As snow leopards are only found in the upper reaches, the Wildlife Department has sought help from the volunteers of Kashmir valley’s oldest mountaineering club to count snow leopards.

“We are participating in the snow leopard census on behalf of the mountaineering club. Though a common leopard can be found in the lower reaches, snow leopards are only found in the upper reaches where JKMHC members often undertake trekking expeditions. It is mostly sighted in the Ladakh region. The training of the club members will start after Eid-ul-Adha,” JKMHC president Mahmood Shah told The Kashmir Monitor.

Shah, who is presently the director of the Handicrafts and Handloom Department and also an avid mountaineer said the hunt for the snow leopard will initially take place in Sonmarg and the upper reaches of the area.

JKMHC member Wiqar Bashir Bhat, who will be representing the club alongside few other members during the exercise, said they were excited to be a part of the census.
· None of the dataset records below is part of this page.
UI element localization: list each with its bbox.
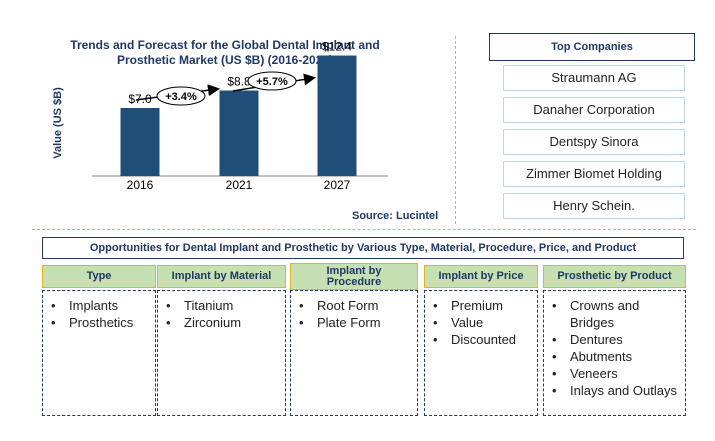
growth-label: +3.4% <box>165 91 197 103</box>
data-label: $8.8 <box>227 75 251 89</box>
growth-label-oval <box>156 86 206 106</box>
list-item: Implants <box>49 297 151 314</box>
list-item: Plate Form <box>297 314 413 331</box>
list-item: Inlays and Outlays <box>550 382 681 399</box>
list-item: Discounted <box>431 331 533 348</box>
category-list-procedure: Root Form Plate Form <box>290 290 418 416</box>
chart-title-line-1: Trends and Forecast for the Global Denta… <box>70 38 380 52</box>
list-item: Prosthetics <box>49 314 151 331</box>
company-item: Henry Schein. <box>503 193 685 219</box>
category-header-product: Prosthetic by Product <box>543 265 686 288</box>
x-tick-label: 2021 <box>226 178 253 192</box>
bar <box>120 108 160 176</box>
company-item: Dentspy Sinora <box>503 129 685 155</box>
bar-chart: Value (US $B) $7.02016$8.82021$12.42027+3… <box>52 40 388 192</box>
list-item: Crowns and Bridges <box>550 297 681 331</box>
growth-label: +5.7% <box>256 76 288 88</box>
bar <box>317 55 357 176</box>
category-list-price: Premium Value Discounted <box>424 290 538 416</box>
category-header-procedure: Implant by Procedure <box>290 263 418 290</box>
category-list-product: Crowns and Bridges Dentures Abutments Ve… <box>543 290 686 416</box>
list-item: Veneers <box>550 365 681 382</box>
vertical-divider <box>455 36 456 224</box>
company-item: Danaher Corporation <box>503 97 685 123</box>
list-item: Root Form <box>297 297 413 314</box>
data-label: $12.4 <box>322 40 352 54</box>
list-item: Value <box>431 314 533 331</box>
x-tick-label: 2027 <box>324 178 351 192</box>
category-list-type: Implants Prosthetics <box>42 290 156 416</box>
category-header-type: Type <box>42 265 156 288</box>
y-axis-label: Value (US $B) <box>52 87 64 159</box>
chart-title-line-2: Prosthetic Market (US $B) (2016-2027) <box>116 53 334 67</box>
list-item: Titanium <box>164 297 281 314</box>
horizontal-divider <box>32 229 696 230</box>
source-label: Source: Lucintel <box>352 210 439 222</box>
growth-label-oval <box>247 71 297 91</box>
company-item: Straumann AG <box>503 65 685 91</box>
category-header-price: Implant by Price <box>424 265 538 288</box>
list-item: Premium <box>431 297 533 314</box>
company-item: Zimmer Biomet Holding <box>503 161 685 187</box>
category-header-material: Implant by Material <box>157 265 286 288</box>
top-companies-header: Top Companies <box>489 33 695 61</box>
category-header-procedure-line-1: Implant by <box>326 264 382 277</box>
opportunities-header: Opportunities for Dental Implant and Pro… <box>42 237 684 259</box>
x-tick-label: 2016 <box>127 178 154 192</box>
category-list-material: Titanium Zirconium <box>157 290 286 416</box>
list-item: Zirconium <box>164 314 281 331</box>
bar <box>219 90 259 176</box>
list-item: Abutments <box>550 348 681 365</box>
list-item: Dentures <box>550 331 681 348</box>
chart-title: Trends and Forecast for the Global Denta… <box>40 38 410 68</box>
category-header-procedure-line-2: Procedure <box>326 275 382 288</box>
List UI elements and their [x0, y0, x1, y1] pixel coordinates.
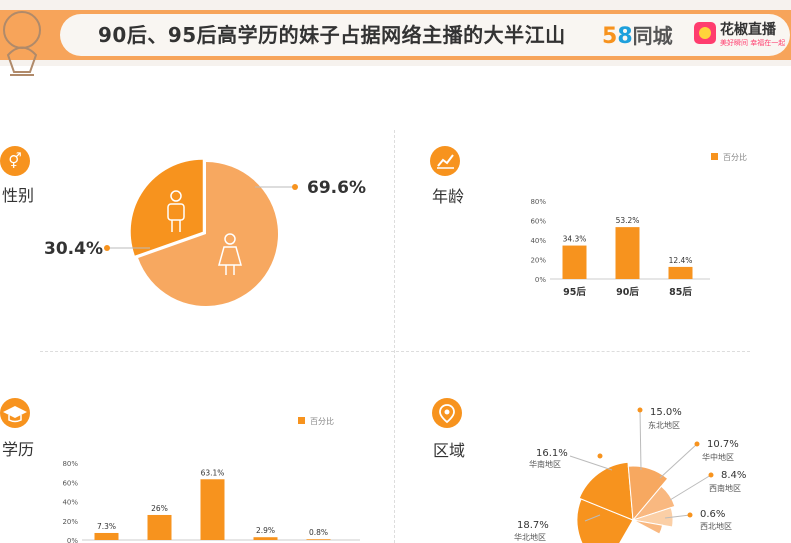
location-pin-icon — [432, 398, 462, 428]
gender-slice-1 — [130, 159, 203, 256]
section-label-gender: 性别 — [2, 186, 35, 205]
huajiao-slogan: 美好瞬间 幸福在一起 — [720, 39, 786, 47]
gender-dot-0 — [292, 184, 298, 190]
horizontal-divider — [40, 351, 750, 352]
gender-icon: ⚥ — [0, 146, 30, 176]
female-icon — [218, 233, 242, 275]
vertical-divider — [394, 130, 395, 543]
logo-58tongcheng: 58同城 — [602, 24, 673, 49]
section-label-region: 区域 — [433, 441, 466, 460]
huajiao-name: 花椒直播 — [720, 22, 776, 38]
page-title: 90后、95后高学历的妹子占据网络主播的大半江山 — [98, 23, 566, 47]
male-icon — [167, 190, 185, 232]
graduation-cap-icon — [0, 398, 30, 428]
huajiao-logo-icon — [694, 22, 716, 44]
section-label-education: 学历 — [2, 440, 35, 459]
gender-slice-0 — [138, 162, 278, 306]
gender-value-label-1: 30.4% — [44, 239, 103, 259]
header-banner — [0, 0, 791, 66]
corner-decoration-icon — [3, 11, 41, 76]
gender-dot-1 — [104, 245, 110, 251]
header-pill — [60, 14, 790, 56]
gender-value-label-0: 69.6% — [307, 178, 366, 198]
section-label-age: 年龄 — [432, 187, 465, 206]
chart-icon — [430, 146, 460, 176]
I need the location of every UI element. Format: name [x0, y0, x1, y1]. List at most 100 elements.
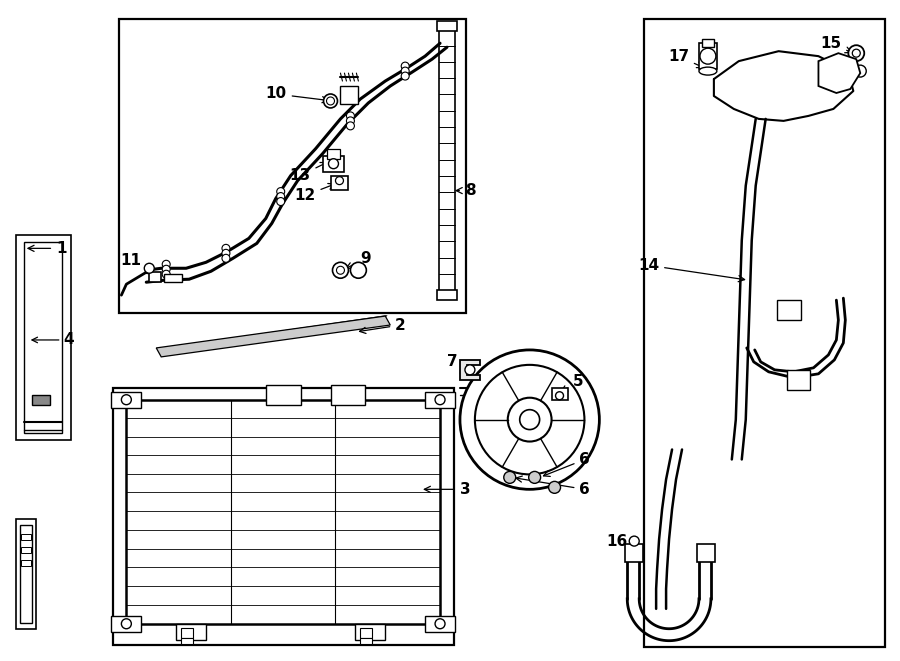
Bar	[702, 39, 714, 47]
Text: 10: 10	[266, 87, 328, 102]
Bar	[164, 274, 182, 282]
Circle shape	[162, 260, 170, 268]
Bar	[777, 300, 800, 320]
Circle shape	[528, 471, 541, 483]
Circle shape	[401, 72, 410, 80]
Bar	[113, 388, 454, 644]
Bar	[126, 400, 440, 624]
Bar	[425, 616, 455, 632]
Circle shape	[337, 266, 345, 274]
Text: 6: 6	[516, 476, 590, 497]
Circle shape	[460, 350, 599, 489]
Circle shape	[222, 249, 230, 257]
Circle shape	[346, 117, 355, 125]
Bar	[340, 86, 358, 104]
Bar	[149, 272, 161, 282]
Bar	[181, 638, 194, 644]
Circle shape	[122, 619, 131, 629]
Text: 15: 15	[820, 36, 851, 53]
Bar	[16, 235, 70, 440]
Bar	[437, 21, 457, 31]
Bar	[327, 149, 340, 159]
Circle shape	[401, 67, 410, 75]
Polygon shape	[157, 316, 391, 357]
Text: 2: 2	[359, 317, 406, 333]
Bar	[330, 385, 365, 405]
Circle shape	[144, 263, 154, 273]
Bar	[644, 19, 886, 646]
Circle shape	[276, 192, 284, 200]
Circle shape	[122, 395, 131, 405]
Circle shape	[346, 122, 355, 130]
Bar	[330, 176, 348, 190]
Circle shape	[346, 112, 355, 120]
Circle shape	[465, 365, 475, 375]
Circle shape	[508, 398, 552, 442]
Text: 9: 9	[346, 251, 371, 268]
Circle shape	[549, 481, 561, 493]
Bar	[112, 616, 141, 632]
Bar	[16, 519, 36, 629]
Circle shape	[629, 536, 639, 546]
Circle shape	[700, 48, 716, 64]
Bar	[697, 544, 715, 562]
Circle shape	[328, 159, 338, 169]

 “We are excited to be a part of this exercise as volunteers. Snow leopards can be found at higher altitudes and I feel JKMHC members can contribute a lot. I have personally seen a pugmark of a snow leopard at an altitude of 14000 feet during an expedition at Rezangund in the upper reaches of Kangan in 1999. Very few people have actually sighted snow leopards in Kashmir and most of the reported sightings are fake,” Bhat told The Kashmir Monitor.

Pertinently, Bhat is credited with completing a first of its kind 110 km ‘Himalayan Traverse’ in 2015. Bhat had then led a team of trekkers from the higher reaches of Ladakh to upper Kishtwar in the Jammu region where snow leopards are sighted.

He said there were fair chances of snow leopard sightings in the upper reaches of the Ganderbal district. “Sometimes snow leopards get caught in avalanches. Locals had once spotted a dead snow leopard flowing in a stream after an avalanche but unfortunately, such incidents and other sightings have not been properly documented,” he added.

Chief Wildlife Warden Kashmir, Rashid Naqash told The Kashmir Monitor that the census was a ‘first of its kind’ and will be held across Jammu and Kashmir regions.